Abstract

The purpose of this article is to analyze the evolution of the Soviet ideocratic management model in the period 1917 - 1953. The principles of comparative, historical and institutional analysis are used as a methodological basis. Particular attention is paid to the evolution of the theoretical ideas of Marxism in the works of V.I. Lenin, who introduces the provision on the special role of the party, capable of leading the proletariat, which in subsequent years becomes the central ideological position of the Soviet state and is borrowed in practice by other regimes. Since the period of the mid-1930s, after the consolidation of power, I.V. Stalin made a number of attempts to separate the governing bodies of the ministerial vertical and the apparatus of the CPSU (b), but in view of the approaching war, such projects were not implemented. The monolithic power of the Council of People's Commissars and the All-Union Communist Party of Bolsheviks, united by the State Defense Committee, will turn out to be one of the decisive factors for the victory of the USSR in the war, since it will allow organizing the economy and management in such a way that in many indicators of the production of military equipment the Soviet Union will be several times larger than Nazi-occupied Europe. In the post-war years, new attempts will be made to organize the separation of powers in the Soviet state, but to no avail, which will become the reason for subsequent transformations during the reign of N.S. Khrushchev.
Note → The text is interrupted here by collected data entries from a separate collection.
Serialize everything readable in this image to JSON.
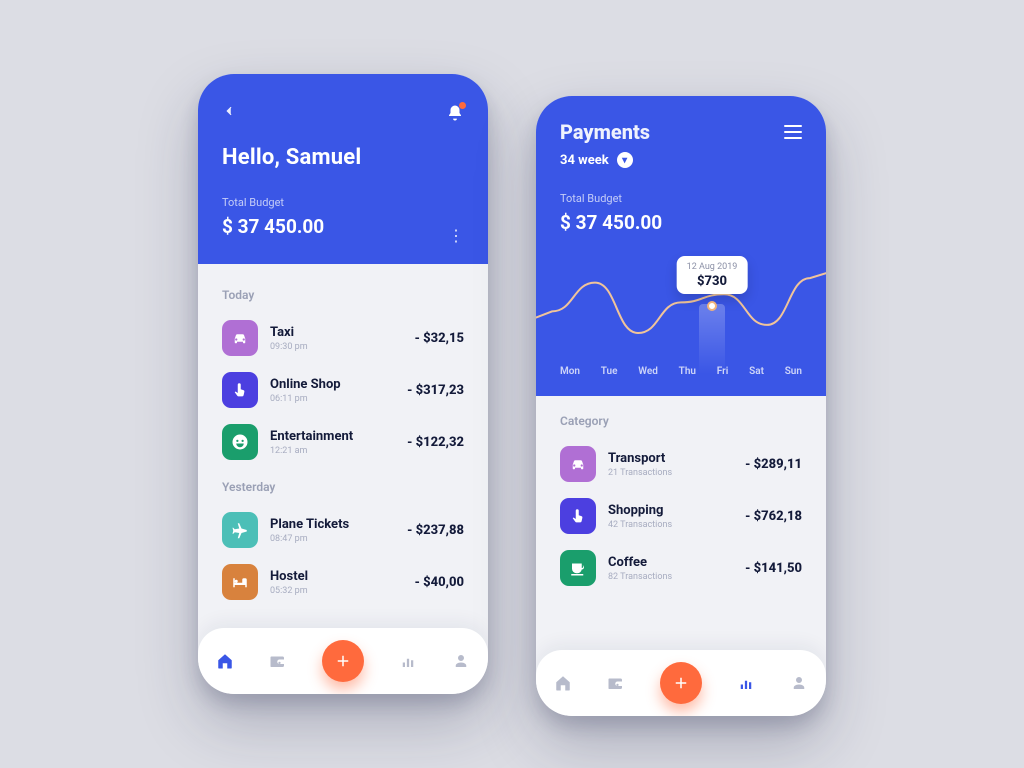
{
  "screen1": {
    "greeting": "Hello, Samuel",
    "budget_label": "Total Budget",
    "budget_value": "$ 37 450.00",
    "sections": {
      "today_label": "Today",
      "yesterday_label": "Yesterday"
    },
    "today": [
      {
        "name": "Taxi",
        "sub": "09:30 pm",
        "amount": "- $32,15",
        "icon": "car",
        "color": "c-purple"
      },
      {
        "name": "Online Shop",
        "sub": "06:11 pm",
        "amount": "- $317,23",
        "icon": "tap",
        "color": "c-blue"
      },
      {
        "name": "Entertainment",
        "sub": "12:21 am",
        "amount": "- $122,32",
        "icon": "smile",
        "color": "c-green"
      }
    ],
    "yesterday": [
      {
        "name": "Plane Tickets",
        "sub": "08:47 pm",
        "amount": "- $237,88",
        "icon": "plane",
        "color": "c-teal"
      },
      {
        "name": "Hostel",
        "sub": "05:32 pm",
        "amount": "- $40,00",
        "icon": "bed",
        "color": "c-orange"
      }
    ]
  },
  "screen2": {
    "title": "Payments",
    "week_label": "34 week",
    "budget_label": "Total Budget",
    "budget_value": "$ 37 450.00",
    "tooltip_date": "12 Aug 2019",
    "tooltip_value": "$730",
    "days": [
      "Mon",
      "Tue",
      "Wed",
      "Thu",
      "Fri",
      "Sat",
      "Sun"
    ],
    "category_label": "Category",
    "categories": [
      {
        "name": "Transport",
        "sub": "21 Transactions",
        "amount": "- $289,11",
        "icon": "car",
        "color": "c-purple"
      },
      {
        "name": "Shopping",
        "sub": "42 Transactions",
        "amount": "- $762,18",
        "icon": "tap",
        "color": "c-blue"
      },
      {
        "name": "Coffee",
        "sub": "82 Transactions",
        "amount": "- $141,50",
        "icon": "cup",
        "color": "c-green"
      }
    ]
  },
  "chart_data": {
    "type": "line",
    "title": "Payments, 34 week",
    "xlabel": "",
    "ylabel": "",
    "categories": [
      "Mon",
      "Tue",
      "Wed",
      "Thu",
      "Fri",
      "Sat",
      "Sun"
    ],
    "values": [
      540,
      860,
      300,
      640,
      730,
      390,
      910
    ],
    "highlight": {
      "index": 4,
      "label": "12 Aug 2019",
      "value": 730
    },
    "ylim": [
      0,
      1000
    ]
  }
}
It is concluded that the consolidation of the administrative apparatus became the most important factor in the victory of the USSR in the war, but the merging of the government and party vertical turned out to be the reason for attempts to reform in subsequent years. As a result of the analysis, the stages of the formation of the Soviet ideocracy were revealed. The theoretical significance of the work lies in the possibility of using the obtained results for the subsequent comprehensive comparative analysis of different ideocratic regimes.